Subject: Re: DNS question
To: Computo Ergo Checksum <email@example.com>
From: CyberPeasant <firstname.lastname@example.org>
Date: 02/06/1998 00:16:56
> I have the unfortunate problem of being on the other end of an ISP
> (no dedicated link for meeeeeeee), so naturally I have a nameserver
> set up to deal with all the necessary resolutions (localhost,
> ISP router, ISP nameserver, and both ends of my PPP link) locally.
> My resolv.conf file looks like this:
> ----begin resolv.conf
> lookup file bind
> domain starwolf.com
> nameserver 127.0.0.1
> nameserver 126.96.36.199
> nameserver 188.8.131.52
> ----end resolv.conf
> Yet every time I do:
> % telnet 127.0.0.1
> % telnet localhost
> % telnet starwolf.starwolf.com
> % telnet starwolf
> [all of which should resolve locally!], I hear my modem dial out and try
> to connect with my ISP.
> Yes, I'm running named, and yes, I have a localhost definition as well
> as a reverse definition.

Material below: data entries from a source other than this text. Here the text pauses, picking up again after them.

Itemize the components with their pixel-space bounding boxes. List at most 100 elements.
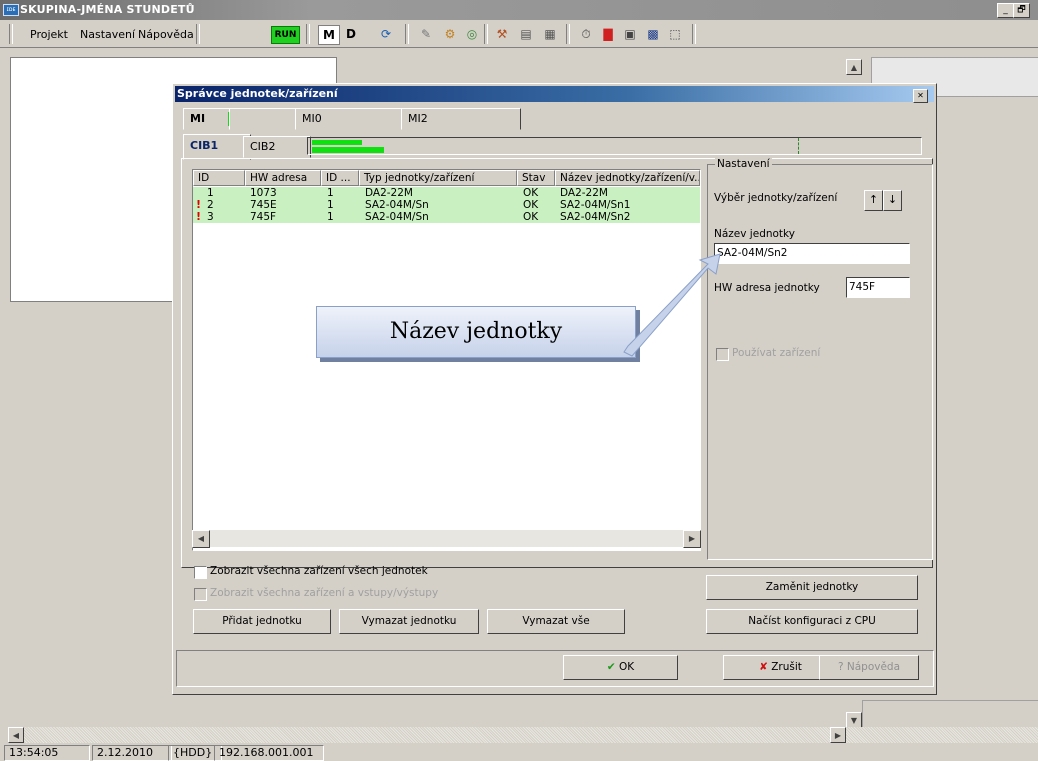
menu-projekt[interactable]: Projekt — [30, 28, 68, 41]
tab-mi2[interactable]: MI2 — [401, 108, 521, 130]
tab-empty[interactable] — [229, 108, 303, 130]
list-horizontal-scrollbar[interactable]: ◀ ▶ — [192, 530, 701, 548]
settings-legend: Nastavení — [715, 158, 772, 170]
show-all-io-label: Zobrazit všechna zařízení a vstupy/výstu… — [210, 587, 439, 599]
cell-name: DA2-22M — [560, 187, 608, 199]
tools-icon[interactable]: ⚒ — [492, 25, 512, 43]
arrow-down-icon[interactable]: ↓ — [883, 190, 902, 211]
callout-arrow — [623, 253, 721, 357]
separator — [484, 24, 488, 44]
menu-nastaveni[interactable]: Nastavení — [80, 28, 135, 41]
main-horizontal-scrollbar[interactable] — [8, 727, 1038, 743]
minimize-button[interactable]: _ — [997, 3, 1014, 18]
scroll-down-icon[interactable]: ▼ — [846, 712, 862, 728]
arrow-up-icon[interactable]: ↑ — [864, 190, 883, 211]
cell-hw: 745E — [250, 199, 277, 211]
chart-icon[interactable]: ▇ — [598, 25, 618, 43]
close-icon[interactable]: ✕ — [913, 89, 928, 103]
status-indicator — [312, 140, 362, 145]
cell-id: 1 — [207, 187, 214, 199]
scroll-right-icon[interactable]: ▶ — [683, 530, 701, 548]
cell-id2: 1 — [327, 199, 334, 211]
monitor-icon[interactable]: ▩ — [643, 25, 663, 43]
m-button[interactable]: M — [318, 25, 340, 45]
check-icon: ✔ — [606, 661, 616, 673]
refresh-icon[interactable]: ⟳ — [376, 25, 396, 43]
add-unit-button[interactable]: Přidat jednotku — [193, 609, 331, 634]
warning-icon: ! — [196, 210, 202, 223]
column-header-id[interactable]: ID — [193, 170, 245, 186]
show-all-devices-label: Zobrazit všechna zařízení všech jednotek — [210, 565, 428, 577]
delete-unit-button[interactable]: Vymazat jednotku — [339, 609, 479, 634]
cell-id: 3 — [207, 211, 214, 223]
cell-name: SA2-04M/Sn2 — [560, 211, 631, 223]
callout-text: Název jednotky — [389, 319, 563, 344]
unit-name-label: Název jednotky — [714, 228, 795, 240]
gear-icon[interactable]: ⚙ — [440, 25, 460, 43]
timer-icon[interactable]: ⏱ — [576, 25, 596, 43]
separator — [9, 24, 13, 44]
cell-id2: 1 — [327, 187, 334, 199]
column-header-type[interactable]: Typ jednotky/zařízení — [359, 170, 517, 186]
document-icon[interactable]: ▣ — [620, 25, 640, 43]
restore-button[interactable]: 🗗 — [1013, 3, 1030, 18]
menu-napoveda[interactable]: Nápověda — [138, 28, 194, 41]
scroll-right-icon[interactable]: ▶ — [830, 727, 846, 743]
show-all-io-checkbox[interactable] — [194, 588, 207, 601]
ok-button[interactable]: ✔ OK — [563, 655, 678, 680]
tab-cib2[interactable]: CIB2 — [243, 136, 311, 158]
scroll-up-icon[interactable]: ▲ — [846, 59, 862, 75]
callout-box: Název jednotky — [316, 306, 636, 358]
unit-manager-dialog: Správce jednotek/zařízení ✕ MI MI0 MI2 C… — [172, 83, 937, 695]
delete-all-button[interactable]: Vymazat vše — [487, 609, 625, 634]
dialog-title: Správce jednotek/zařízení ✕ — [175, 86, 934, 103]
unit-name-input[interactable]: SA2-04M/Sn2 — [714, 243, 910, 264]
d-button[interactable]: D — [341, 25, 361, 43]
table-icon[interactable]: ▤ — [516, 25, 536, 43]
cell-id2: 1 — [327, 211, 334, 223]
cell-id: 2 — [207, 199, 214, 211]
cell-hw: 745F — [250, 211, 277, 223]
cell-type: DA2-22M — [365, 187, 413, 199]
scroll-left-icon[interactable]: ◀ — [192, 530, 210, 548]
tab-mi0[interactable]: MI0 — [295, 108, 409, 130]
column-header-id2[interactable]: ID ... — [321, 170, 359, 186]
column-header-name[interactable]: Název jednotky/zařízení/v... — [555, 170, 700, 186]
column-header-hw[interactable]: HW adresa — [245, 170, 321, 186]
table-row[interactable]: ! 3 745F 1 SA2-04M/Sn OK SA2-04M/Sn2 — [193, 211, 700, 223]
callout-arrow-shape — [623, 253, 721, 357]
help-button[interactable]: ? Nápověda — [819, 655, 919, 680]
load-config-button[interactable]: Načíst konfiguraci z CPU — [706, 609, 918, 634]
cursor-icon[interactable]: ⬚ — [665, 25, 685, 43]
scroll-left-icon[interactable]: ◀ — [8, 727, 24, 743]
dialog-title-text: Správce jednotek/zařízení — [177, 87, 338, 100]
app-title-bar: ɪᴅᴇ SKUPINA-JMÉNA STUNDETŮ _ 🗗 — [0, 0, 1038, 20]
cancel-button-label: Zrušit — [771, 661, 802, 673]
separator — [196, 24, 200, 44]
cell-state: OK — [523, 187, 539, 199]
column-header-state[interactable]: Stav — [517, 170, 555, 186]
ok-button-label: OK — [619, 661, 635, 673]
swap-units-button[interactable]: Zaměnit jednotky — [706, 575, 918, 600]
separator — [405, 24, 409, 44]
cell-name: SA2-04M/Sn1 — [560, 199, 631, 211]
settings-group: Nastavení Výběr jednotky/zařízení ↑ ↓ Ná… — [707, 158, 933, 560]
menu-toolbar: Projekt Nastavení Nápověda RUN M D ⟳ ✎ ⚙… — [0, 20, 1038, 48]
app-title: SKUPINA-JMÉNA STUNDETŮ — [20, 3, 195, 16]
app-icon: ɪᴅᴇ — [3, 4, 19, 16]
grid-icon[interactable]: ▦ — [540, 25, 560, 43]
table-row[interactable]: ! 2 745E 1 SA2-04M/Sn OK SA2-04M/Sn1 — [193, 199, 700, 211]
tab-cib1[interactable]: CIB1 — [183, 134, 251, 160]
cross-icon: ✘ — [759, 661, 768, 673]
question-icon: ? — [837, 661, 844, 673]
cell-hw: 1073 — [250, 187, 277, 199]
cell-type: SA2-04M/Sn — [365, 199, 429, 211]
hw-address-input[interactable]: 745F — [846, 277, 910, 298]
unit-list[interactable]: ID HW adresa ID ... Typ jednotky/zařízen… — [192, 169, 701, 551]
run-button[interactable]: RUN — [271, 26, 300, 44]
cell-type: SA2-04M/Sn — [365, 211, 429, 223]
show-all-devices-checkbox[interactable] — [194, 566, 207, 579]
target-icon[interactable]: ◎ — [462, 25, 482, 43]
pencil-icon[interactable]: ✎ — [416, 25, 436, 43]
table-row[interactable]: 1 1073 1 DA2-22M OK DA2-22M — [193, 187, 700, 199]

Why is it insisting on looking elsewhere for
> those definitions which should resolve to localhost?
> nslookup works without a hitch, BTW. What's up with this?
> If you need any further files, let me know...
current-users is probably the wrong list for this, but since your
return address isn't in DNS, I've posted here so you'll get the word.
netbsd-help or netbsd-users would probably be better. (current-users
is for development of the current user-space software).
If you have only one machine at your site, you probably do not need
to run named.
Regardless, there should be listings in /etc/hosts. Your resolv.conf
specifies a lookup in /etc/hosts before turning to DNS.
The problem is, what IPA besides 127.0.0.1 will "starwolf" have?
Are you guaranteed the same IPA (static IP, so-called) from the ISP?
Or are you 'rolling your own' from the reserved set (10.x.x.x et cetera)?
I guess the question is, what's in /etc/hosts?
I notice that "starwolf.com" (your return addr) is not in the DNS.
Unless it was registered recently, I suspect a problem somewhere.
(You should probably be masquerading your mail as "idiom.com" or wherever
you get your mail, if s'wolf is an unregistered domain)
The nameserver you list:
server 184.108.40.206 (a.root-servers.net) is a *root* nameserver, which you
should not be using this way, as a general purpose nameserver, even
as a fallback. (It cannot resolve anything, loosely speaking).
The other server, 220.127.116.11, has its own set of problems:
[root@lucy bin]# nslookup 18.104.22.168
[root@lucy bin]# nslookup
Default Server: lucy.loco.net
> server above.idiom.com
*** Can't find address for server above.idiom.com: Non-existent host/domain
[root@lucy bin]# telnet 22.214.171.124 42
telnet: Unable to connect to remote host: Connection refused
[root@lucy bin]# (note, the machine did answer a ping).
Doesn't look like a nameserver, or it refused me because my IP is denied.
(Which is a misconfiguration, isn't it? Shouldn't an RFC compliant nameserver
accept connections from anywhere? How else could it work?)
So, off hand, you have troubles, which should be resolved with your ISP.